If you want to run separate analyses that can then be compared for example, specifiy a list of modules.
work4 <- workflow(occurrence = UKAnophelesPlumbeus,
covariate = UKAir,
process = OneHundredBackground,
model = list(LogisticRegression, RandomForest),
output = SameTimePlaceMap)
str(work4, 1)
## List of 9
## $ occurrence.output:List of 1
## $ covariate.output :List of 1
## $ process.output :List of 1
## $ model.output :List of 2
## $ report :List of 2
## $ call : chr "workflow(occurrence = UKAnophelesPlumbeus, covariate = UKAir, process = OneHundredBackground, model = list(LogisticRegression, "| __truncated__
## $ call.list :List of 5
## $ session.info :List of 7
## ..- attr(*, "class")= chr "sessionInfo"
## $ module.versions :List of 5
## - attr(*, "class")= chr "zoonWorkflow"
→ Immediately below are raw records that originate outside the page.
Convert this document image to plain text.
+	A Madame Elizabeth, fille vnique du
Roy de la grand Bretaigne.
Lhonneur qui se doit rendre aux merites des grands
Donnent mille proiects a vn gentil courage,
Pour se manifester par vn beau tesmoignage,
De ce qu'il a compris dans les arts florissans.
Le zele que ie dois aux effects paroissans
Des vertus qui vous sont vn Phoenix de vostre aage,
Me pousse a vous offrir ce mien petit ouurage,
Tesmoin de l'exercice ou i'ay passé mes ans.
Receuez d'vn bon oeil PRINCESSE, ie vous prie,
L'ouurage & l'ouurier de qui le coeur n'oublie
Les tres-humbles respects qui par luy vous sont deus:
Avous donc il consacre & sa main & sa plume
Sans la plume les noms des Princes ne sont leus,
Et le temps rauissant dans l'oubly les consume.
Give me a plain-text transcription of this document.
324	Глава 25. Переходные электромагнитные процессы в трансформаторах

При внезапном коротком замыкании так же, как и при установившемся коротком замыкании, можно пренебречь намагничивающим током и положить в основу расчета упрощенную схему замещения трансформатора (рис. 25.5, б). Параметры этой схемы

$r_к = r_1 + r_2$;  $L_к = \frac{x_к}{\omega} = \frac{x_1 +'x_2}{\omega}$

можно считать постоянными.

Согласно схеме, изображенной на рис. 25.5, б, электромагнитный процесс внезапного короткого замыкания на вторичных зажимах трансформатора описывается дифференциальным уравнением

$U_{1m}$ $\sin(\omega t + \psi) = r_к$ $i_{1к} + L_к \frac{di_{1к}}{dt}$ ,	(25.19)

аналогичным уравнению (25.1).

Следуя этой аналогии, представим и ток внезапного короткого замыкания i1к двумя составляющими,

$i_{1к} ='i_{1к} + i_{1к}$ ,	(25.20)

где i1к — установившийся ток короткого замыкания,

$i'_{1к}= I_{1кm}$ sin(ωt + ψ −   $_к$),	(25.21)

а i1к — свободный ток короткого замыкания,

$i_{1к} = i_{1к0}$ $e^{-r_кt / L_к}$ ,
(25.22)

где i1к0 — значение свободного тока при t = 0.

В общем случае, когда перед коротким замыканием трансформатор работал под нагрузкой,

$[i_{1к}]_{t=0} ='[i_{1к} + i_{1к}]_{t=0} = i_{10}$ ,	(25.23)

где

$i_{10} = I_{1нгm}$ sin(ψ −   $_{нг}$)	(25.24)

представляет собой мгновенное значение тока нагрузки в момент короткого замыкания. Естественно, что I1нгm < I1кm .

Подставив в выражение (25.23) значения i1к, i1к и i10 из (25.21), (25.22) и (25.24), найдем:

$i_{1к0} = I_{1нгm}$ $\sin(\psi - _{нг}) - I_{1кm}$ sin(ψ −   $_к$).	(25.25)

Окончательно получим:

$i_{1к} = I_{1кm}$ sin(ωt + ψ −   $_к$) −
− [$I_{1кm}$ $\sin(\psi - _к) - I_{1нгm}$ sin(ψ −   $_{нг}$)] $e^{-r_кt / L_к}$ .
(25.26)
Here, the analysis is split into two and both logistic regression and random forest (a machine learning algorithm) are used to model the data. Looking at the structure of the output we can see that the output from the first three modules are a list of length one. When the analysis splits into two, the output of the modules (in work4$model.output
and work4$report
) is then a list of length two. One for each branch of the split analysis.
Here is an example of a larger analysis.
work5 <- workflow(occurrence = Chain(SpOcc(species = 'Eresus kollari',
extent = c(-10, 10, 45, 65)),
SpOcc(species = 'Eresus sandaliatus',
extent = c(-10, 10, 45, 65))),
covariate = UKAir,
process = BackgroundAndCrossvalid(k = 2),
model = list(LogisticRegression, RandomForest),
output = Chain(SameTimePlaceMap, PerformanceMeasures)
)
## Model performance measures:
## auc : 0.588449179773381
## kappa : -0.00740230676536421
## omissions : 0.698630136986301
## sensitivity : 0.301369863013699
## specificity : 0.691358024691358
## proportionCorrect : 0.506493506493506
##
## Model performance measures:
## auc : 0.896922036191443
## kappa : 0.688731682668014
## omissions : 0.123287671232877
## sensitivity : 0.876712328767123
## specificity : 0.814814814814815
## proportionCorrect : 0.844155844155844
##
str(work5, 1)
## List of 9
## $ occurrence.output:List of 1
## $ covariate.output :List of 1
## $ process.output :List of 1
## $ model.output :List of 2
## $ report :List of 2
## $ call : chr "workflow(occurrence = Chain(SpOcc(species = \"Eresus kollari\", extent = c(-10, 10, 45, 65)), SpOcc(species = \"Eresus san"| __truncated__
## $ call.list :List of 5
## $ session.info :List of 7
## ..- attr(*, "class")= chr "sessionInfo"
## $ module.versions :List of 5
## - attr(*, "class")= chr "zoonWorkflow"
par(mfrow=c(1,2))
plot(work5$report[[1]][[1]],
main = paste('Logistic Regression: AUC = ',
round(work5$report[[1]][[2]]$auc, 2)))
plot(work5$report[[2]][[1]],
main = paste('Random forest: AUC = ',
round(work5$report[[2]][[2]]$auc, 2)))
Here we are collecting occurrence data for two species, Eresus kollari and E. sandaliatus and combining them (having presumably decided that this is ecologically appropriate.) We are using the air temperature data from NCEP again. We are sampling 100 pseudo absence points and running two fold crossvalidation.
We run logistic regression and random forest on the data separately. We then predict the model back over the extent of our environmental data and calculate some measures of how good the models are. Collating the output into one plot we can see the very different forms of the models and can see that the random forest has a higher AUC (implying it predicts the data better.)